Archive for March, 2011

An amazing picture was published at the APOD today ! It shows all 1235 candidate planets discovered by Kepler in the same relative scale along with the Sun (top right … the lonely star) with the silhouettes of Earth and Jupiter. Somebody has to search deep in the high resolution image to spot the planets (all of them in … transit !).


Kepler’s candidate transiting planets
Credit to Jason Rowe & Kepler Mission

Installing IRAF on Ubuntu

Posted March 21, 2011 By grigoris

Installing IRAF can always be a huge problem. Many pages exist explaining all the necessary steps to install it but I have never tried to follow these (like Rubab’s tutorials for 32 and 64 bit Ubuntu/Debian, Michael Hutchinson’s tutorial for 64 bit Ubuntu – these tutorials explain how to install 32 bit IRAF in 64 bit machines). Instead there is a great work done by Fernando Ávila, who provides files to install everything in a couple of minutes!

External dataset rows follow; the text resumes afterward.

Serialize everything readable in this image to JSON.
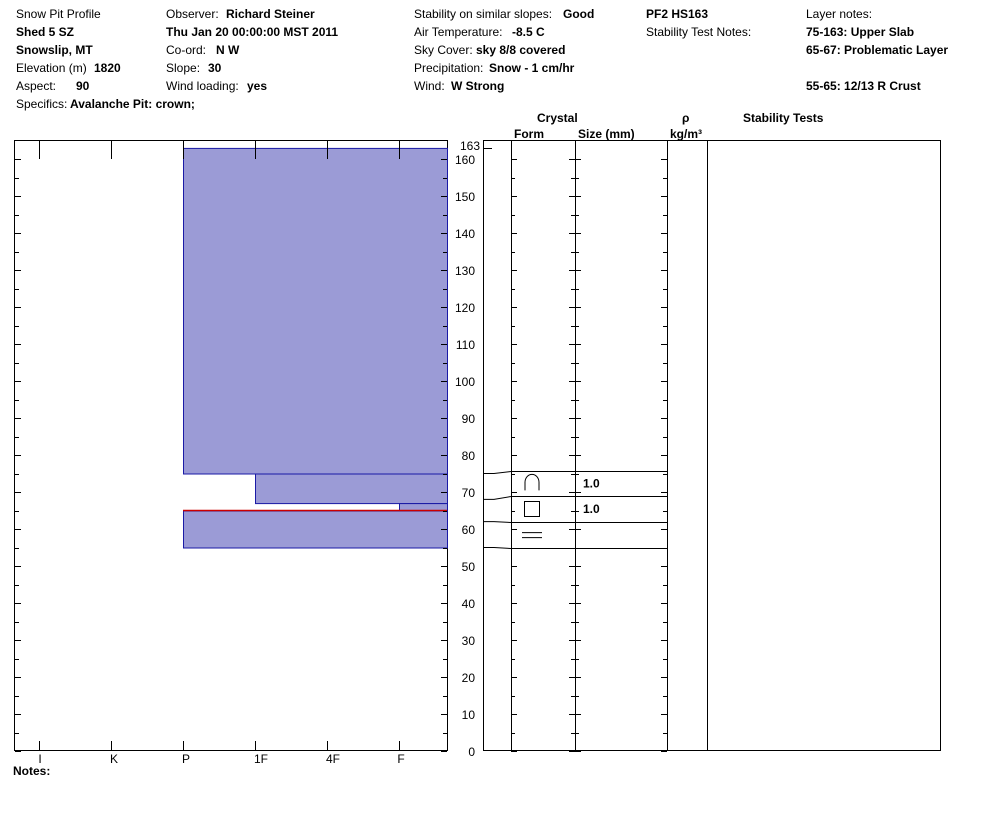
{
  "header": {
    "col1": {
      "title": "Snow Pit Profile",
      "location": "Shed 5 SZ",
      "area": "Snowslip, MT",
      "elevation_label": "Elevation (m)",
      "elevation_value": "1820",
      "aspect_label": "Aspect:",
      "aspect_value": "90",
      "specifics_label": "Specifics:",
      "specifics_value": "Avalanche Pit: crown;"
    },
    "col2": {
      "observer_label": "Observer:",
      "observer_value": "Richard Steiner",
      "date": "Thu Jan 20 00:00:00 MST 2011",
      "coord_label": "Co-ord:",
      "coord_value": "N  W",
      "slope_label": "Slope:",
      "slope_value": "30",
      "wind_loading_label": "Wind loading:",
      "wind_loading_value": "yes"
    },
    "col3": {
      "stability_label": "Stability on similar slopes:",
      "stability_value": "Good",
      "air_temp_label": "Air Temperature:",
      "air_temp_value": "-8.5 C",
      "sky_label": "Sky Cover:",
      "sky_value": "sky 8/8 covered",
      "precip_label": "Precipitation:",
      "precip_value": "Snow - 1 cm/hr",
      "wind_label": "Wind:",
      "wind_value": "W Strong"
    },
    "col4": {
      "profile_id": "PF2 HS163",
      "stability_notes_label": "Stability Test Notes:"
    },
    "col5": {
      "layer_notes_label": "Layer notes:",
      "notes": [
        "75-163: Upper Slab",
        "65-67: Problematic Layer",
        "",
        "55-65: 12/13 R Crust"
      ]
    }
  },
  "columns": {
    "crystal": "Crystal",
    "form": "Form",
    "size": "Size (mm)",
    "rho": "ρ",
    "density_unit": "kg/m³",
    "stability_tests": "Stability Tests"
  },
  "notes_label": "Notes:",
  "colors": {
    "layer_fill": "#9b9bd6",
    "layer_stroke": "#1a1aa6",
    "crust_line": "#cc0000"
  },
  "chart_data": {
    "type": "bar",
    "orientation": "horizontal",
    "y_axis": {
      "range": [
        0,
        163
      ],
      "ticks": [
        0,
        10,
        20,
        30,
        40,
        50,
        60,
        70,
        80,
        90,
        100,
        110,
        120,
        130,
        140,
        150,
        160
      ],
      "top_label": "163"
    },
    "x_axis": {
      "categories": [
        "I",
        "K",
        "P",
        "1F",
        "4F",
        "F"
      ],
      "direction": "right-to-left"
    },
    "layers": [
      {
        "top": 163,
        "bottom": 75,
        "hardness": "P"
      },
      {
        "top": 75,
        "bottom": 67,
        "hardness": "1F"
      },
      {
        "top": 67,
        "bottom": 65,
        "hardness": "F"
      },
      {
        "top": 65,
        "bottom": 55,
        "hardness": "P"
      }
    ],
    "crust_line_height": 65,
    "crystal_rows": [
      {
        "top": 75,
        "bottom": 68,
        "form": "rounded-grains-icon",
        "size": "1.0"
      },
      {
        "top": 68,
        "bottom": 62,
        "form": "faceted-crystals-icon",
        "size": "1.0"
      },
      {
        "top": 62,
        "bottom": 55,
        "form": "melt-freeze-crust-icon",
        "size": ""
      }
    ]
  }
}
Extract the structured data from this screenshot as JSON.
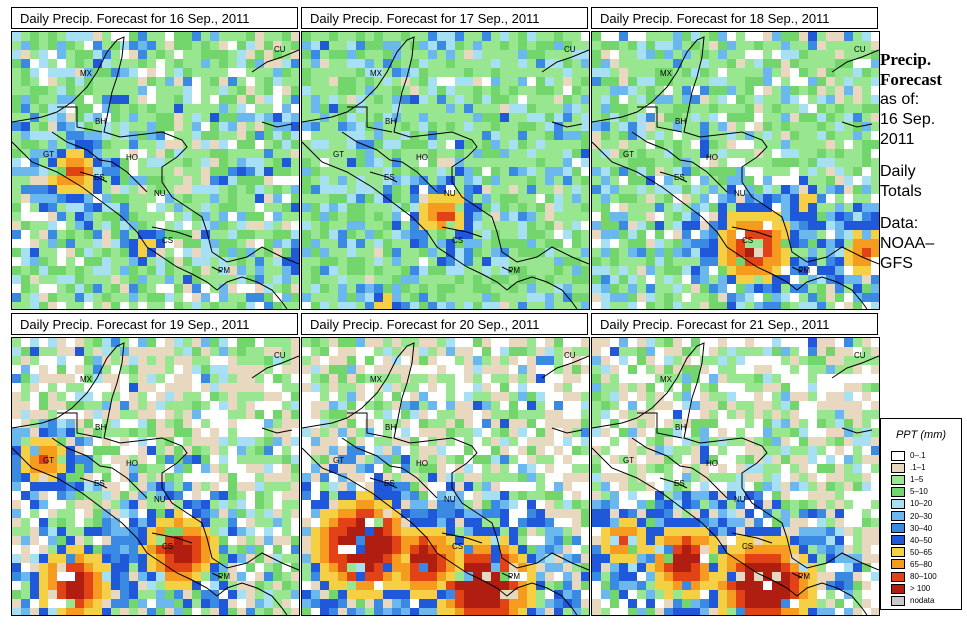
{
  "panels": [
    {
      "title": "Daily Precip. Forecast for  16 Sep., 2011",
      "wet_fraction": 0.8,
      "heavy": [
        [
          70,
          168,
          2
        ],
        [
          140,
          240,
          1
        ],
        [
          300,
          260,
          1
        ]
      ]
    },
    {
      "title": "Daily Precip. Forecast for  17 Sep., 2011",
      "wet_fraction": 0.95,
      "heavy": [
        [
          440,
          210,
          2
        ],
        [
          380,
          300,
          1
        ]
      ]
    },
    {
      "title": "Daily Precip. Forecast for  18 Sep., 2011",
      "wet_fraction": 0.8,
      "heavy": [
        [
          750,
          240,
          3
        ],
        [
          860,
          245,
          2
        ],
        [
          800,
          195,
          1
        ]
      ]
    },
    {
      "title": "Daily Precip. Forecast for  19 Sep., 2011",
      "wet_fraction": 0.55,
      "heavy": [
        [
          70,
          580,
          3
        ],
        [
          175,
          545,
          3
        ],
        [
          40,
          455,
          2
        ]
      ]
    },
    {
      "title": "Daily Precip. Forecast for  20 Sep., 2011",
      "wet_fraction": 0.45,
      "heavy": [
        [
          360,
          540,
          4
        ],
        [
          480,
          580,
          4
        ],
        [
          420,
          555,
          3
        ]
      ]
    },
    {
      "title": "Daily Precip. Forecast for  21 Sep., 2011",
      "wet_fraction": 0.45,
      "heavy": [
        [
          760,
          580,
          4
        ],
        [
          680,
          555,
          3
        ],
        [
          620,
          535,
          2
        ]
      ]
    }
  ],
  "country_labels": [
    "MX",
    "BH",
    "GT",
    "HO",
    "ES",
    "NU",
    "CS",
    "PM",
    "CU"
  ],
  "side": {
    "heading1": "Precip.",
    "heading2": "Forecast",
    "line1": "as of:",
    "line2": "16 Sep.",
    "line3": "2011",
    "line4": "Daily",
    "line5": "Totals",
    "line6": "Data:",
    "line7": "NOAA–",
    "line8": "GFS"
  },
  "legend": {
    "title": "PPT (mm)",
    "items": [
      {
        "label": "0–.1",
        "color": "#ffffff"
      },
      {
        "label": ".1–1",
        "color": "#e8d8bf"
      },
      {
        "label": "1–5",
        "color": "#98e690"
      },
      {
        "label": "5–10",
        "color": "#73d66c"
      },
      {
        "label": "10–20",
        "color": "#a6e0f2"
      },
      {
        "label": "20–30",
        "color": "#6ab8ee"
      },
      {
        "label": "30–40",
        "color": "#3a8ae3"
      },
      {
        "label": "40–50",
        "color": "#1f58d8"
      },
      {
        "label": "50–65",
        "color": "#f6d044"
      },
      {
        "label": "65–80",
        "color": "#f59b1f"
      },
      {
        "label": "80–100",
        "color": "#e24316"
      },
      {
        "label": "> 100",
        "color": "#b01e12"
      },
      {
        "label": "nodata",
        "color": "#c8c8c8"
      }
    ]
  }
}
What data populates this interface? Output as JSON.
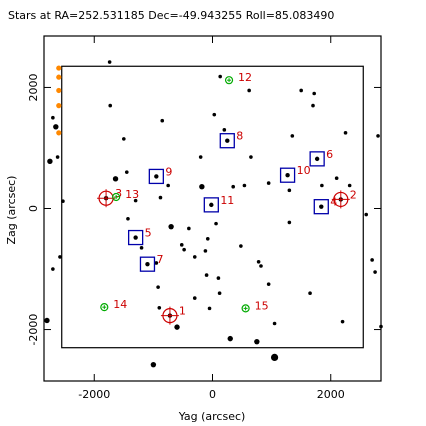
{
  "chart_data": {
    "type": "scatter",
    "title": "Stars at RA=252.531185 Dec=-49.943255 Roll=85.083490",
    "xlabel": "Yag (arcsec)",
    "ylabel": "Zag (arcsec)",
    "xlim": [
      -2850,
      2850
    ],
    "ylim": [
      -2850,
      2850
    ],
    "xticks": [
      -2000,
      0,
      2000
    ],
    "yticks": [
      -2000,
      0,
      2000
    ],
    "grid": false,
    "field_box": [
      -2550,
      2550,
      -2300,
      2350
    ],
    "stars": [
      [
        -2750,
        780,
        2
      ],
      [
        -2700,
        1500,
        1
      ],
      [
        -2700,
        -1000,
        1
      ],
      [
        -2650,
        1350,
        2
      ],
      [
        -2620,
        850,
        1
      ],
      [
        -2580,
        -800,
        1
      ],
      [
        -2530,
        120,
        1
      ],
      [
        -2800,
        -1850,
        2
      ],
      [
        -1740,
        2420,
        1
      ],
      [
        -1730,
        1700,
        1
      ],
      [
        -1640,
        490,
        2
      ],
      [
        -1500,
        1150,
        1
      ],
      [
        -1450,
        600,
        1
      ],
      [
        -1430,
        -170,
        1
      ],
      [
        -1300,
        130,
        1
      ],
      [
        -1200,
        -650,
        1
      ],
      [
        -950,
        -900,
        1
      ],
      [
        -920,
        -1300,
        1
      ],
      [
        -900,
        -1640,
        1
      ],
      [
        -880,
        180,
        1
      ],
      [
        -850,
        1450,
        1
      ],
      [
        -750,
        380,
        1
      ],
      [
        -700,
        -300,
        2
      ],
      [
        -600,
        -1960,
        2
      ],
      [
        -520,
        -600,
        1
      ],
      [
        -480,
        -680,
        1
      ],
      [
        -400,
        -330,
        1
      ],
      [
        -300,
        -800,
        1
      ],
      [
        -300,
        -1480,
        1
      ],
      [
        -200,
        850,
        1
      ],
      [
        -180,
        360,
        2
      ],
      [
        -120,
        -700,
        1
      ],
      [
        -100,
        -1100,
        1
      ],
      [
        -80,
        -500,
        1
      ],
      [
        -50,
        -1650,
        1
      ],
      [
        30,
        1550,
        1
      ],
      [
        60,
        -250,
        1
      ],
      [
        100,
        -1150,
        1
      ],
      [
        120,
        -1400,
        1
      ],
      [
        130,
        2180,
        1
      ],
      [
        200,
        1300,
        1
      ],
      [
        300,
        -2150,
        2
      ],
      [
        350,
        360,
        1
      ],
      [
        480,
        -620,
        1
      ],
      [
        540,
        380,
        1
      ],
      [
        620,
        1950,
        1
      ],
      [
        650,
        850,
        1
      ],
      [
        750,
        -2200,
        2
      ],
      [
        780,
        -880,
        1
      ],
      [
        820,
        -950,
        1
      ],
      [
        950,
        -1250,
        1
      ],
      [
        950,
        420,
        1
      ],
      [
        1050,
        -1900,
        1
      ],
      [
        1050,
        -2460,
        3
      ],
      [
        1300,
        -230,
        1
      ],
      [
        1300,
        300,
        1
      ],
      [
        1350,
        1200,
        1
      ],
      [
        1500,
        1950,
        1
      ],
      [
        1650,
        -1400,
        1
      ],
      [
        1700,
        1700,
        1
      ],
      [
        1720,
        1900,
        1
      ],
      [
        1850,
        380,
        1
      ],
      [
        2100,
        500,
        1
      ],
      [
        2200,
        -1870,
        1
      ],
      [
        2250,
        1250,
        1
      ],
      [
        2320,
        380,
        1
      ],
      [
        2600,
        -100,
        1
      ],
      [
        2700,
        -850,
        1
      ],
      [
        2750,
        -1050,
        1
      ],
      [
        2800,
        1200,
        1
      ],
      [
        2850,
        -1950,
        1
      ],
      [
        -1000,
        -2580,
        2
      ]
    ],
    "guide_stars": [
      {
        "id": "1",
        "x": -720,
        "y": -1770
      },
      {
        "id": "2",
        "x": 2170,
        "y": 150
      },
      {
        "id": "3",
        "x": -1800,
        "y": 170
      }
    ],
    "acq_stars": [
      {
        "id": "4",
        "x": 1840,
        "y": 30
      },
      {
        "id": "5",
        "x": -1300,
        "y": -480
      },
      {
        "id": "6",
        "x": 1770,
        "y": 820
      },
      {
        "id": "7",
        "x": -1100,
        "y": -920
      },
      {
        "id": "8",
        "x": 250,
        "y": 1120
      },
      {
        "id": "9",
        "x": -950,
        "y": 530
      },
      {
        "id": "10",
        "x": 1270,
        "y": 550
      },
      {
        "id": "11",
        "x": -20,
        "y": 60
      }
    ],
    "fid_lights": [
      {
        "id": "12",
        "x": 280,
        "y": 2120
      },
      {
        "id": "13",
        "x": -1630,
        "y": 190
      },
      {
        "id": "14",
        "x": -1830,
        "y": -1630
      },
      {
        "id": "15",
        "x": 560,
        "y": -1650
      }
    ],
    "bad_stars": [
      [
        -2600,
        2320
      ],
      [
        -2600,
        2170
      ],
      [
        -2600,
        1950
      ],
      [
        -2600,
        1700
      ],
      [
        -2600,
        1250
      ]
    ],
    "colors": {
      "star": "#000000",
      "guide": "#cc0000",
      "acq": "#0000aa",
      "fid": "#00aa00",
      "bad": "#ff8800",
      "label": "#cc0000"
    }
  }
}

So, someone can use either the iso file (worked great with Ubuntu 8.10, 32bit) or use the bash script along with the associate files (download the files in folder deb/ and the iraf.tar.gz). The last procedure (running the script) worked great with Ubuntu 10.10, 64bit, and now I …enjoy IRAF!

UPDATE (28/Jan/2013): the separate directory containing the above files does not exist any more – but the iso files are updated including all necessary material (universe and multiverse repositories should be enabled to correctly handle the needed dependencies and if not the installation cannot proceed).

UPDATE (25/Jan/2017): The previous link to Fernando Avila’s page is not correct any more, but there is a new link that includes all necessary files (found under “Linux+Astronomia”).

UPDATE (21/Aug/2018): The update we were expecting! Finally IRAF can be installed as a native package, simply as “apt install iraf”.
Thanks to Ole for this!

Including IRAF tasks in Python scripts

Posted March 17, 2011 By grigoris

What do you get if you combine IRAF and Python ? Of course something that starts with Py and ends with RAF, PyRAF, which combines IRAF’s tasks with the Python’s command (allowing to create more sophisticated scripts than the cl ones).

But in order to implement these abilities in a python script you have to include (aka import) the packages you want to use (thanks to this post!).
Suppose that we want to use the ccdhedit command which is included in noao/imread/ccdred package. Then we write:

#!/usr/bin/env python
from pyraf import iraf
from iraf import noao, imred, ccdred

iraf.ccdhedit("bias*.fit", parameter="imagetyp", value="zero")
print "All done!"

Every parameter is given inside the () like what we would do if we were using the command line. The wildcard * is still valid and the ccdhedit will change the imagetyp header keyword to zero all the bias images in this case.